Thicker spokes doesn't mean they are stronger, thinner spokes are more elastic and can cope with some forces better. That's why butted and double butted spokes are used where extra strength is required. The holes in the hub are also important, if they aren't just right then they can cause the spokes to snap. A rear hub motor means a lot more force than usual can go through the spokes and will show up weaknesses that are usually missed, I found out the hard way that some bike shops (at least 2 out of three for me) don't have the specialist knowledge needed when it comes to spokes.
I hear you and agree with you (partly
)
There wasn't any substantial difference in the flange size of 1.8 and 2mm spokes. I can't do much about the hub holes as they are already drilled.
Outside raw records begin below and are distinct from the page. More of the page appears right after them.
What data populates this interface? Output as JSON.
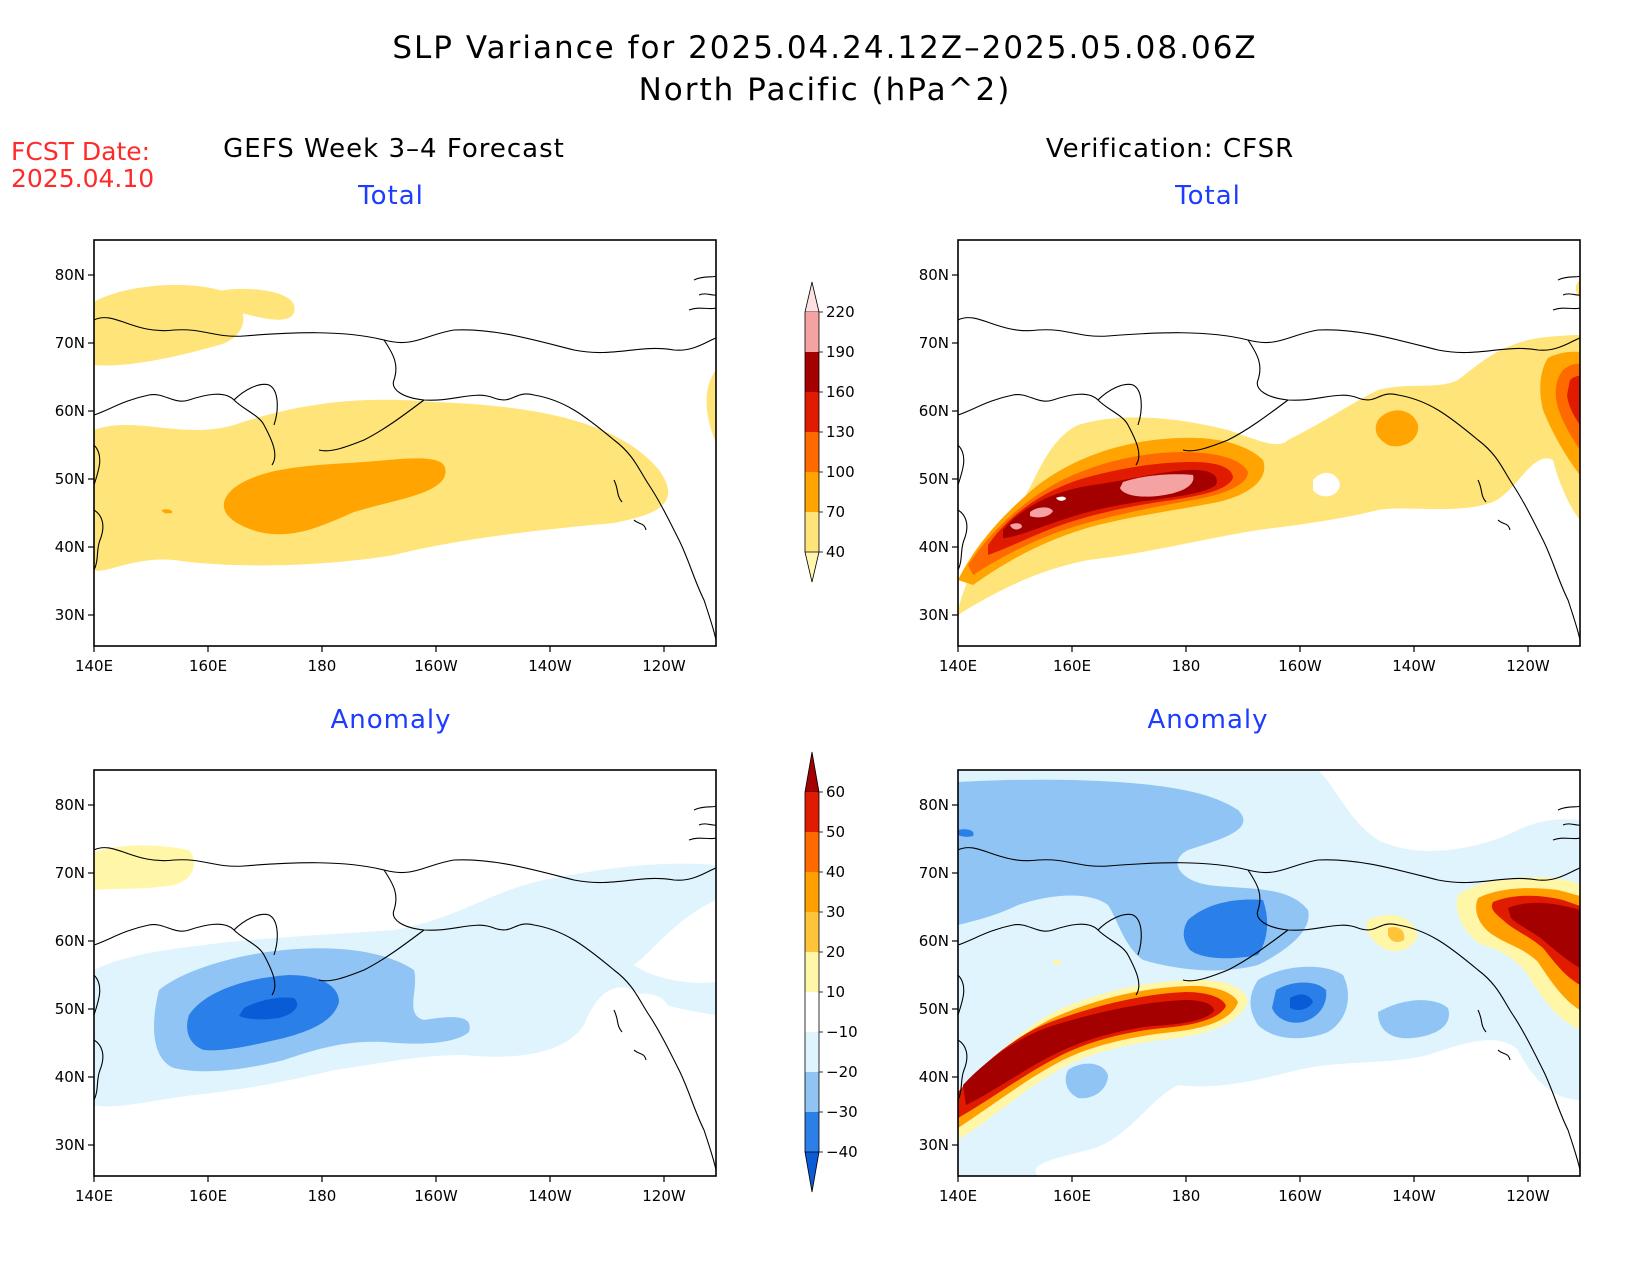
{
  "header": {
    "title_line1": "SLP Variance for 2025.04.24.12Z–2025.05.08.06Z",
    "title_line2": "North Pacific (hPa^2)",
    "fcst_label": "FCST Date:",
    "fcst_date": "2025.04.10",
    "left_column": "GEFS Week 3–4 Forecast",
    "right_column": "Verification: CFSR"
  },
  "panels": {
    "top_left_title": "Total",
    "top_right_title": "Total",
    "bottom_left_title": "Anomaly",
    "bottom_right_title": "Anomaly"
  },
  "axes": {
    "lon_labels": [
      "140E",
      "160E",
      "180",
      "160W",
      "140W",
      "120W"
    ],
    "lat_labels": [
      "80N",
      "70N",
      "60N",
      "50N",
      "40N",
      "30N"
    ]
  },
  "colorbar_total": {
    "levels": [
      "40",
      "70",
      "100",
      "130",
      "160",
      "190",
      "220"
    ],
    "colors": [
      "#fff6b0",
      "#ffe47a",
      "#ffa400",
      "#ff6a00",
      "#e01b00",
      "#a50000",
      "#f4a2a2",
      "#fde0e0"
    ]
  },
  "colorbar_anomaly": {
    "levels": [
      "−40",
      "−30",
      "−20",
      "−10",
      "10",
      "20",
      "30",
      "40",
      "50",
      "60"
    ],
    "colors": [
      "#0a5cd6",
      "#2a7fe8",
      "#8fc4f5",
      "#dff4fd",
      "#ffffff",
      "#fff6a8",
      "#ffc43a",
      "#ffa000",
      "#ff6a00",
      "#e01b00",
      "#a50000"
    ]
  },
  "colors": {
    "title_blue": "#1c3cff",
    "fcst_red": "#ff2a2a"
  }
}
I take on board what you are saying but I stand over my work and completely confident that they are all sound.
If someone was to thread a spoke incorrectly they would actually be twisting the grain in the steel, could easily be done with an undersized die, or a split die that is tigthened too early. Many people don't back off when cutting and use an appropriate cutting oil.
Same could be said for not having the die square on the cutting surface
As for the threads, they are very good. I will take some shots with the scope and post when I get a chance.
After several weeks of hard usage (28 miles per day) all is good, some tensioning was done at around 100 miles, pretty much expected after building any wheel.
I would be more concerned with rolled threads on a wheel that is not tensioned correctly.